Proof verification: $\prod_{k=1}^{\infty} (1+\frac{i}{k^2}) \notin \mathbb R$. Show that  $$\mathcal Z=\prod_{k=1}^{\infty} (1+\frac{i}{k^2}) \notin \mathbb R,$$ where $i=\sqrt{-1}$.
Here is my attempt, please check it and comment if it is correct or if there are any logical gaps or if there's an easier method for any/every part of it.
Proof:
Let $\arg(z)$ denote the principal argument of the complex number $z$.
$z \in \mathbb R$ iff $\arg(z)=0$ or $\arg(z)=\pi$.
Lemma 1. If $z_1=a+ib, z_2=c+id$ for $a,b,c,d\in\mathbb R^+,$ $\arg(z_1z_2)=\arg(z_1)+\arg(z_2)$
Proof:
$ \arg(z_1)+\arg(z_2)=\arctan\left(\frac b a\right) +\arctan\left( \frac d c\right)=\arctan\left(\frac{bc+ad}{ac-bd}\right)$
$z_1z_2=(ac-bd)+i(ad+bc) \implies \arg(z_1z_2)=\arctan\left(\frac{bc+ad}{ac-bd}\right)$.
Lemma 1 $\implies \arg\left(\prod_{r=1}^n z_r\right)=\sum_{r=1}^n \arg(z_r)$.
$\implies \arg(\mathcal Z)=\sum_{k=1}^{\infty} \arg(1+\frac{i}{k^2})=\sum_{k=1}^{\infty} \arctan\left(\frac{1}{k^2}\right)$.
Now $\arctan(x)=x-\frac{x^3}{3}+\frac{x^5}{5}-\frac{x^7}{7}+\cdots$
$\implies \arctan\left(\frac{1}{k^2}\right)=\frac{1}{k^2}-\frac{1}{3k^6}+\frac{1}{5k^{10}}-\frac{1}{7k^{14}}+\frac{1}{9k^{18}}-\cdots$
But then,
$\frac{1}{3k^6} \gt \frac{1}{5k^{10}}$
$\frac{1}{7k^{14}} \gt \frac{1}{9k^{18}}$ and so on...
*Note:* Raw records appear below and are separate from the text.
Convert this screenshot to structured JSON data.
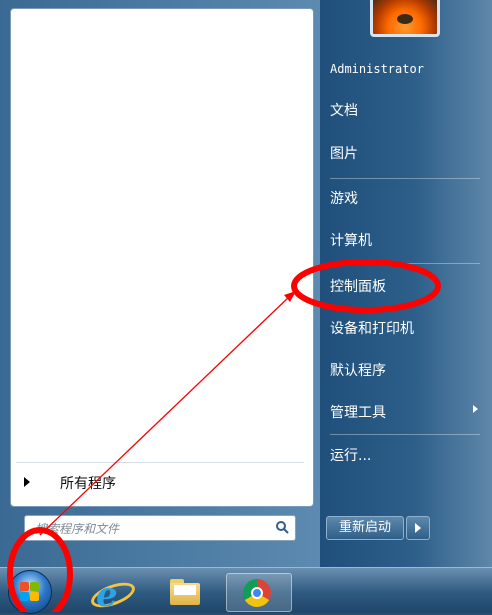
{
  "user": {
    "name": "Administrator"
  },
  "right_menu": {
    "documents": "文档",
    "pictures": "图片",
    "games": "游戏",
    "computer": "计算机",
    "control_panel": "控制面板",
    "devices_printers": "设备和打印机",
    "default_programs": "默认程序",
    "admin_tools": "管理工具",
    "run": "运行..."
  },
  "left_menu": {
    "all_programs": "所有程序",
    "search_placeholder": "搜索程序和文件"
  },
  "power": {
    "restart": "重新启动"
  },
  "taskbar": {
    "items": [
      "start-orb",
      "internet-explorer",
      "file-explorer",
      "chrome"
    ]
  },
  "annotation": {
    "color": "#ff0000"
  }
}
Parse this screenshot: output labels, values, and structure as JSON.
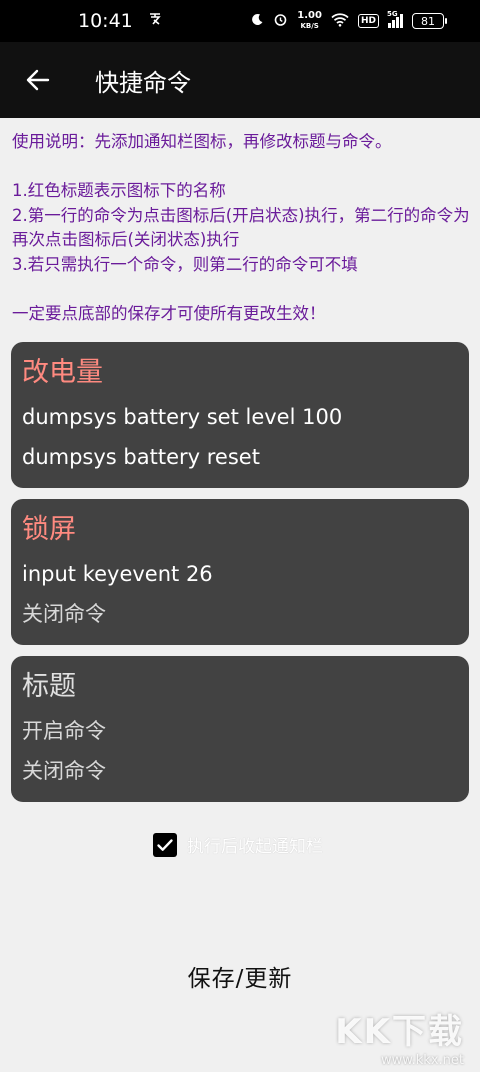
{
  "status_bar": {
    "time": "10:41",
    "net_speed_value": "1.00",
    "net_speed_unit": "KB/S",
    "hd_label": "HD",
    "signal_label": "5G",
    "battery": "81"
  },
  "app_bar": {
    "title": "快捷命令"
  },
  "instructions": {
    "intro": "使用说明：先添加通知栏图标，再修改标题与命令。",
    "line1": "1.红色标题表示图标下的名称",
    "line2": "2.第一行的命令为点击图标后(开启状态)执行，第二行的命令为再次点击图标后(关闭状态)执行",
    "line3": "3.若只需执行一个命令，则第二行的命令可不填",
    "warning": "一定要点底部的保存才可使所有更改生效！"
  },
  "cards": [
    {
      "title": "改电量",
      "cmd_on": "dumpsys battery set level 100",
      "cmd_off": "dumpsys battery reset"
    },
    {
      "title": "锁屏",
      "cmd_on": "input keyevent 26",
      "cmd_off_placeholder": "关闭命令"
    },
    {
      "title_placeholder": "标题",
      "cmd_on_placeholder": "开启命令",
      "cmd_off_placeholder": "关闭命令"
    }
  ],
  "options": {
    "collapse_label": "执行后收起通知栏",
    "collapse_checked": true
  },
  "save_label": "保存/更新",
  "watermark": {
    "logo": "KK下载",
    "url": "www.kkx.net"
  },
  "colors": {
    "accent_purple": "#6a1b9a",
    "title_red": "#ff8a80",
    "card_bg": "#424242"
  }
}
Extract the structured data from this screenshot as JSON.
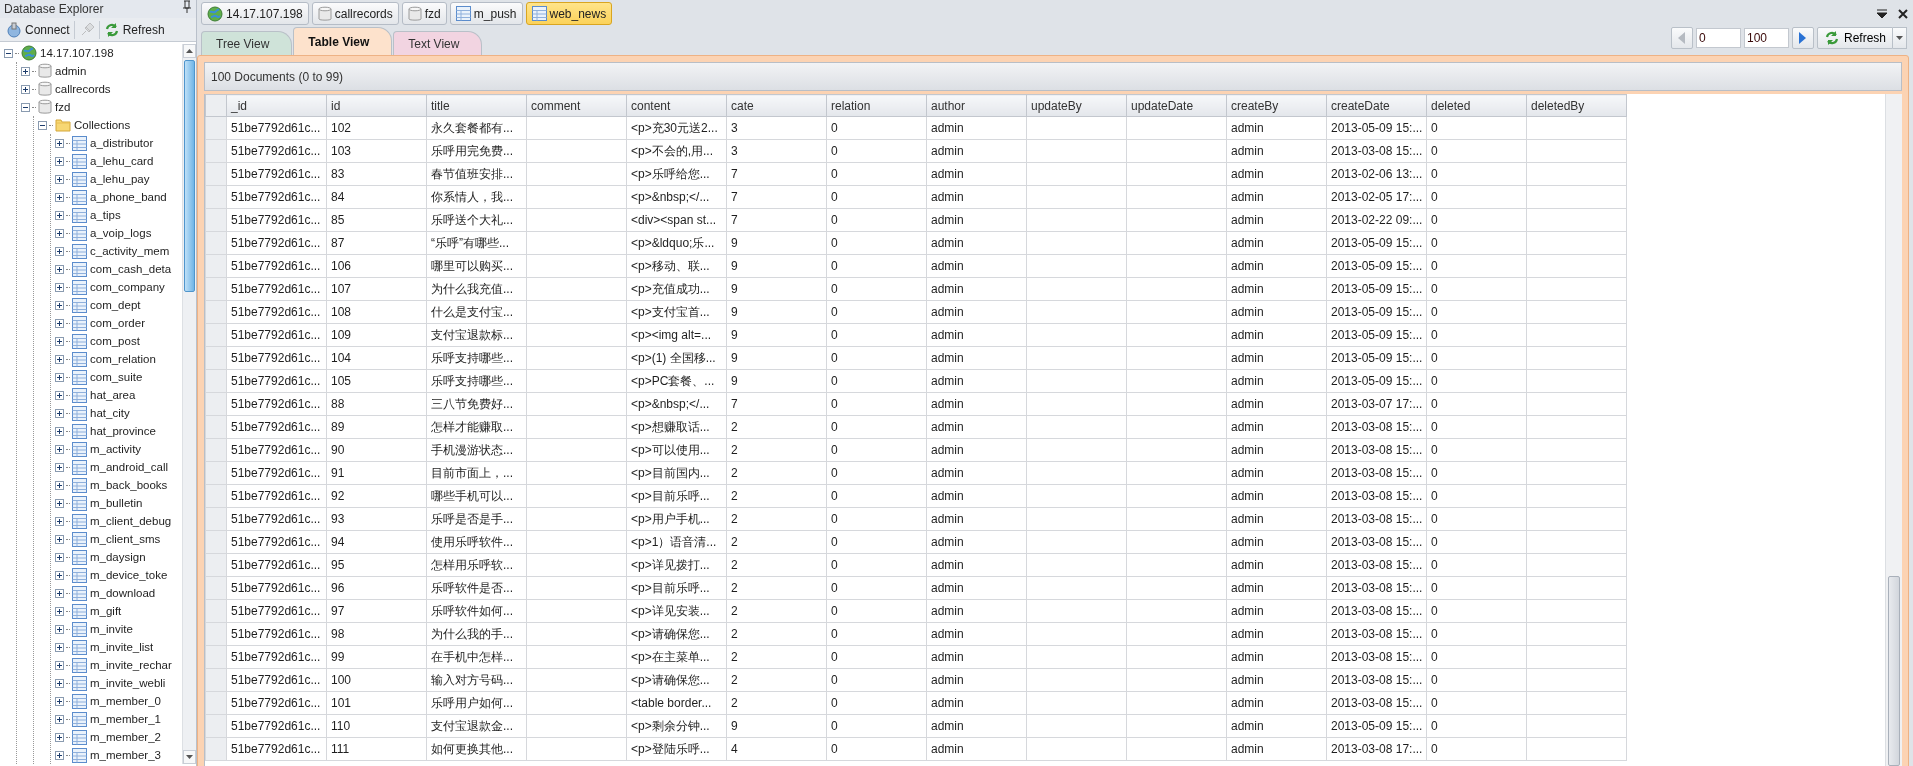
{
  "sidebar": {
    "title": "Database Explorer",
    "toolbar": [
      {
        "kind": "connect",
        "label": "Connect",
        "disabled": false
      },
      {
        "kind": "disconnect",
        "disabled": true
      },
      {
        "kind": "refresh",
        "label": "Refresh",
        "disabled": false
      }
    ],
    "tree": [
      {
        "kind": "server",
        "label": "14.17.107.198",
        "expanded": true,
        "children": [
          {
            "kind": "database",
            "label": "admin",
            "expanded": false
          },
          {
            "kind": "database",
            "label": "callrecords",
            "expanded": false
          },
          {
            "kind": "database",
            "label": "fzd",
            "expanded": true,
            "children": [
              {
                "kind": "folder",
                "label": "Collections",
                "expanded": true,
                "children": [
                  {
                    "kind": "collection",
                    "label": "a_distributor",
                    "expanded": false
                  },
                  {
                    "kind": "collection",
                    "label": "a_lehu_card",
                    "expanded": false
                  },
                  {
                    "kind": "collection",
                    "label": "a_lehu_pay",
                    "expanded": false
                  },
                  {
                    "kind": "collection",
                    "label": "a_phone_band",
                    "expanded": false
                  },
                  {
                    "kind": "collection",
                    "label": "a_tips",
                    "expanded": false
                  },
                  {
                    "kind": "collection",
                    "label": "a_voip_logs",
                    "expanded": false
                  },
                  {
                    "kind": "collection",
                    "label": "c_activity_mem",
                    "expanded": false
                  },
                  {
                    "kind": "collection",
                    "label": "com_cash_deta",
                    "expanded": false
                  },
                  {
                    "kind": "collection",
                    "label": "com_company",
                    "expanded": false
                  },
                  {
                    "kind": "collection",
                    "label": "com_dept",
                    "expanded": false
                  },
                  {
                    "kind": "collection",
                    "label": "com_order",
                    "expanded": false
                  },
                  {
                    "kind": "collection",
                    "label": "com_post",
                    "expanded": false
                  },
                  {
                    "kind": "collection",
                    "label": "com_relation",
                    "expanded": false
                  },
                  {
                    "kind": "collection",
                    "label": "com_suite",
                    "expanded": false
                  },
                  {
                    "kind": "collection",
                    "label": "hat_area",
                    "expanded": false
                  },
                  {
                    "kind": "collection",
                    "label": "hat_city",
                    "expanded": false
                  },
                  {
                    "kind": "collection",
                    "label": "hat_province",
                    "expanded": false
                  },
                  {
                    "kind": "collection",
                    "label": "m_activity",
                    "expanded": false
                  },
                  {
                    "kind": "collection",
                    "label": "m_android_call",
                    "expanded": false
                  },
                  {
                    "kind": "collection",
                    "label": "m_back_books",
                    "expanded": false
                  },
                  {
                    "kind": "collection",
                    "label": "m_bulletin",
                    "expanded": false
                  },
                  {
                    "kind": "collection",
                    "label": "m_client_debug",
                    "expanded": false
                  },
                  {
                    "kind": "collection",
                    "label": "m_client_sms",
                    "expanded": false
                  },
                  {
                    "kind": "collection",
                    "label": "m_daysign",
                    "expanded": false
                  },
                  {
                    "kind": "collection",
                    "label": "m_device_toke",
                    "expanded": false
                  },
                  {
                    "kind": "collection",
                    "label": "m_download",
                    "expanded": false
                  },
                  {
                    "kind": "collection",
                    "label": "m_gift",
                    "expanded": false
                  },
                  {
                    "kind": "collection",
                    "label": "m_invite",
                    "expanded": false
                  },
                  {
                    "kind": "collection",
                    "label": "m_invite_list",
                    "expanded": false
                  },
                  {
                    "kind": "collection",
                    "label": "m_invite_rechar",
                    "expanded": false
                  },
                  {
                    "kind": "collection",
                    "label": "m_invite_webli",
                    "expanded": false
                  },
                  {
                    "kind": "collection",
                    "label": "m_member_0",
                    "expanded": false
                  },
                  {
                    "kind": "collection",
                    "label": "m_member_1",
                    "expanded": false
                  },
                  {
                    "kind": "collection",
                    "label": "m_member_2",
                    "expanded": false
                  },
                  {
                    "kind": "collection",
                    "label": "m_member_3",
                    "expanded": false
                  }
                ]
              }
            ]
          }
        ]
      }
    ]
  },
  "doc_tabs": [
    {
      "kind": "server",
      "label": "14.17.107.198",
      "selected": false
    },
    {
      "kind": "database",
      "label": "callrecords",
      "selected": false
    },
    {
      "kind": "database",
      "label": "fzd",
      "selected": false
    },
    {
      "kind": "collection",
      "label": "m_push",
      "selected": false
    },
    {
      "kind": "collection",
      "label": "web_news",
      "selected": true
    }
  ],
  "view_tabs": [
    {
      "label": "Tree View",
      "selected": false,
      "color": "#cfe3d9"
    },
    {
      "label": "Table View",
      "selected": true,
      "color": "#fde2cc"
    },
    {
      "label": "Text View",
      "selected": false,
      "color": "#f2d4e1"
    }
  ],
  "pager": {
    "prev_disabled": true,
    "skip": "0",
    "limit": "100",
    "next_disabled": false,
    "refresh": "Refresh"
  },
  "result": {
    "summary": "100 Documents (0 to 99)",
    "columns": [
      "_id",
      "id",
      "title",
      "comment",
      "content",
      "cate",
      "relation",
      "author",
      "updateBy",
      "updateDate",
      "createBy",
      "createDate",
      "deleted",
      "deletedBy"
    ],
    "rows": [
      [
        "51be7792d61c...",
        "102",
        "永久套餐都有...",
        null,
        "<p>充30元送2...",
        "3",
        "0",
        "admin",
        null,
        null,
        "admin",
        "2013-05-09 15:...",
        "0",
        null
      ],
      [
        "51be7792d61c...",
        "103",
        "乐呼用完免费...",
        null,
        "<p>不会的,用...",
        "3",
        "0",
        "admin",
        null,
        null,
        "admin",
        "2013-03-08 15:...",
        "0",
        null
      ],
      [
        "51be7792d61c...",
        "83",
        "春节值班安排...",
        null,
        "<p>乐呼给您...",
        "7",
        "0",
        "admin",
        null,
        null,
        "admin",
        "2013-02-06 13:...",
        "0",
        null
      ],
      [
        "51be7792d61c...",
        "84",
        "你系情人，我...",
        null,
        "<p>&nbsp;</...",
        "7",
        "0",
        "admin",
        null,
        null,
        "admin",
        "2013-02-05 17:...",
        "0",
        null
      ],
      [
        "51be7792d61c...",
        "85",
        "乐呼送个大礼...",
        null,
        "<div><span st...",
        "7",
        "0",
        "admin",
        null,
        null,
        "admin",
        "2013-02-22 09:...",
        "0",
        null
      ],
      [
        "51be7792d61c...",
        "87",
        "“乐呼”有哪些...",
        null,
        "<p>&ldquo;乐...",
        "9",
        "0",
        "admin",
        null,
        null,
        "admin",
        "2013-05-09 15:...",
        "0",
        null
      ],
      [
        "51be7792d61c...",
        "106",
        "哪里可以购买...",
        null,
        "<p>移动、联...",
        "9",
        "0",
        "admin",
        null,
        null,
        "admin",
        "2013-05-09 15:...",
        "0",
        null
      ],
      [
        "51be7792d61c...",
        "107",
        "为什么我充值...",
        null,
        "<p>充值成功...",
        "9",
        "0",
        "admin",
        null,
        null,
        "admin",
        "2013-05-09 15:...",
        "0",
        null
      ],
      [
        "51be7792d61c...",
        "108",
        "什么是支付宝...",
        null,
        "<p>支付宝首...",
        "9",
        "0",
        "admin",
        null,
        null,
        "admin",
        "2013-05-09 15:...",
        "0",
        null
      ],
      [
        "51be7792d61c...",
        "109",
        "支付宝退款标...",
        null,
        "<p><img alt=...",
        "9",
        "0",
        "admin",
        null,
        null,
        "admin",
        "2013-05-09 15:...",
        "0",
        null
      ],
      [
        "51be7792d61c...",
        "104",
        "乐呼支持哪些...",
        null,
        "<p>(1) 全国移...",
        "9",
        "0",
        "admin",
        null,
        null,
        "admin",
        "2013-05-09 15:...",
        "0",
        null
      ],
      [
        "51be7792d61c...",
        "105",
        "乐呼支持哪些...",
        null,
        "<p>PC套餐、...",
        "9",
        "0",
        "admin",
        null,
        null,
        "admin",
        "2013-05-09 15:...",
        "0",
        null
      ],
      [
        "51be7792d61c...",
        "88",
        "三八节免费好...",
        null,
        "<p>&nbsp;</...",
        "7",
        "0",
        "admin",
        null,
        null,
        "admin",
        "2013-03-07 17:...",
        "0",
        null
      ],
      [
        "51be7792d61c...",
        "89",
        "怎样才能赚取...",
        null,
        "<p>想赚取话...",
        "2",
        "0",
        "admin",
        null,
        null,
        "admin",
        "2013-03-08 15:...",
        "0",
        null
      ],
      [
        "51be7792d61c...",
        "90",
        "手机漫游状态...",
        null,
        "<p>可以使用...",
        "2",
        "0",
        "admin",
        null,
        null,
        "admin",
        "2013-03-08 15:...",
        "0",
        null
      ],
      [
        "51be7792d61c...",
        "91",
        "目前市面上，...",
        null,
        "<p>目前国内...",
        "2",
        "0",
        "admin",
        null,
        null,
        "admin",
        "2013-03-08 15:...",
        "0",
        null
      ],
      [
        "51be7792d61c...",
        "92",
        "哪些手机可以...",
        null,
        "<p>目前乐呼...",
        "2",
        "0",
        "admin",
        null,
        null,
        "admin",
        "2013-03-08 15:...",
        "0",
        null
      ],
      [
        "51be7792d61c...",
        "93",
        "乐呼是否是手...",
        null,
        "<p>用户手机...",
        "2",
        "0",
        "admin",
        null,
        null,
        "admin",
        "2013-03-08 15:...",
        "0",
        null
      ],
      [
        "51be7792d61c...",
        "94",
        "使用乐呼软件...",
        null,
        "<p>1）语音清...",
        "2",
        "0",
        "admin",
        null,
        null,
        "admin",
        "2013-03-08 15:...",
        "0",
        null
      ],
      [
        "51be7792d61c...",
        "95",
        "怎样用乐呼软...",
        null,
        "<p>详见拨打...",
        "2",
        "0",
        "admin",
        null,
        null,
        "admin",
        "2013-03-08 15:...",
        "0",
        null
      ],
      [
        "51be7792d61c...",
        "96",
        "乐呼软件是否...",
        null,
        "<p>目前乐呼...",
        "2",
        "0",
        "admin",
        null,
        null,
        "admin",
        "2013-03-08 15:...",
        "0",
        null
      ],
      [
        "51be7792d61c...",
        "97",
        "乐呼软件如何...",
        null,
        "<p>详见安装...",
        "2",
        "0",
        "admin",
        null,
        null,
        "admin",
        "2013-03-08 15:...",
        "0",
        null
      ],
      [
        "51be7792d61c...",
        "98",
        "为什么我的手...",
        null,
        "<p>请确保您...",
        "2",
        "0",
        "admin",
        null,
        null,
        "admin",
        "2013-03-08 15:...",
        "0",
        null
      ],
      [
        "51be7792d61c...",
        "99",
        "在手机中怎样...",
        null,
        "<p>在主菜单...",
        "2",
        "0",
        "admin",
        null,
        null,
        "admin",
        "2013-03-08 15:...",
        "0",
        null
      ],
      [
        "51be7792d61c...",
        "100",
        "输入对方号码...",
        null,
        "<p>请确保您...",
        "2",
        "0",
        "admin",
        null,
        null,
        "admin",
        "2013-03-08 15:...",
        "0",
        null
      ],
      [
        "51be7792d61c...",
        "101",
        "乐呼用户如何...",
        null,
        "<table border...",
        "2",
        "0",
        "admin",
        null,
        null,
        "admin",
        "2013-03-08 15:...",
        "0",
        null
      ],
      [
        "51be7792d61c...",
        "110",
        "支付宝退款金...",
        null,
        "<p>剩余分钟...",
        "9",
        "0",
        "admin",
        null,
        null,
        "admin",
        "2013-05-09 15:...",
        "0",
        null
      ],
      [
        "51be7792d61c...",
        "111",
        "如何更换其他...",
        null,
        "<p>登陆乐呼...",
        "4",
        "0",
        "admin",
        null,
        null,
        "admin",
        "2013-03-08 17:...",
        "0",
        null
      ]
    ]
  }
}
$\implies \arctan\left(\frac{1}{k^2}\right)=\frac{1}{k^2}- t$ for some $t\gt 0$
$\implies \arctan\left(\frac{1}{k^2}\right)\lt \frac{1}{k^2}$
$\implies \sum_{k=1}^{\infty} \arctan\left(\frac{1}{k^2}\right) \lt \sum_{k=1}^{\infty} \frac{1}{k^2} = \frac{\pi^2}{6}$
and since $\frac{1}{k^2} \gt 0, \arctan\left(\frac{1}{k^2}\right)\gt 0\implies \sum_{k=1}^{\infty} \arctan\left(\frac{1}{k^2}\right) \gt 0$
$$\implies 0\lt \sum_{k=1}^{\infty} \arctan\left(\frac{1}{k^2}\right) \lt \frac{\pi^2}{6} \lt \pi$$
$$\implies \arg(\mathcal Z) \in (0,\pi) \implies \mathcal Z \notin \mathbb R.$$
 A: I'll try to prove this evaluating the closed form in terms of gamma function. Starting with partial products note that
$$\prod\limits_{k=1}^{n} (x+k)= \frac{\Gamma (1+x+n)}{\Gamma (x+1)}$$
Hence we have
$$P=\prod\limits_{k=1}^{\infty } \left(1+\frac{i}{k^2}\right)=\lim_{n\to \infty } \prod\limits_{k=1}^{n} \frac{(k+i\sqrt{i})(k-i\sqrt{i})}{k^2}$$
Using the earlier mentioned identity we get :
$$P=\lim_{n\to \infty } \frac{\Gamma( n+i\sqrt{i}+1)\Gamma(n-i\sqrt{i}+1)}{\Gamma(1+i\sqrt{i})\Gamma(1-i\sqrt{i})\Gamma^2(n+1)}$$
Now we use the fact that :
$$\lim_{n\to \infty } \frac{\Gamma(n+a)}{\Gamma(n+b)}=n^{a-b}$$
Hence we get
$$P=\lim_{n\to \infty } n^{1+i\sqrt{i}+1-i\sqrt{i}-1-1}\cdot \frac{1}{\Gamma (1+i\sqrt{i})\Gamma(1-i\sqrt{i})}$$
The powers cancel out hence we get :
$$P=\frac{1}{\Gamma (1+i\sqrt{i})\Gamma(1-i\sqrt{i})}$$
It doesn't belong to $\mathbb{R}$ follows from the fact that $$\Gamma (1+z) = \Gamma (z)\cdot z$$ and using this in the formula $$\Gamma (z)\Gamma (1-z)=\frac{\pi }{\sin ( \pi z)}$$. Clearly $z=i\sqrt{i}$ Plugging in the value you'll get the result in terms of $\csc (i\sqrt{i}\pi)$ which indeed can/does not belong to $\mathbb{R}$
I hope I was clear. 
Thank you !)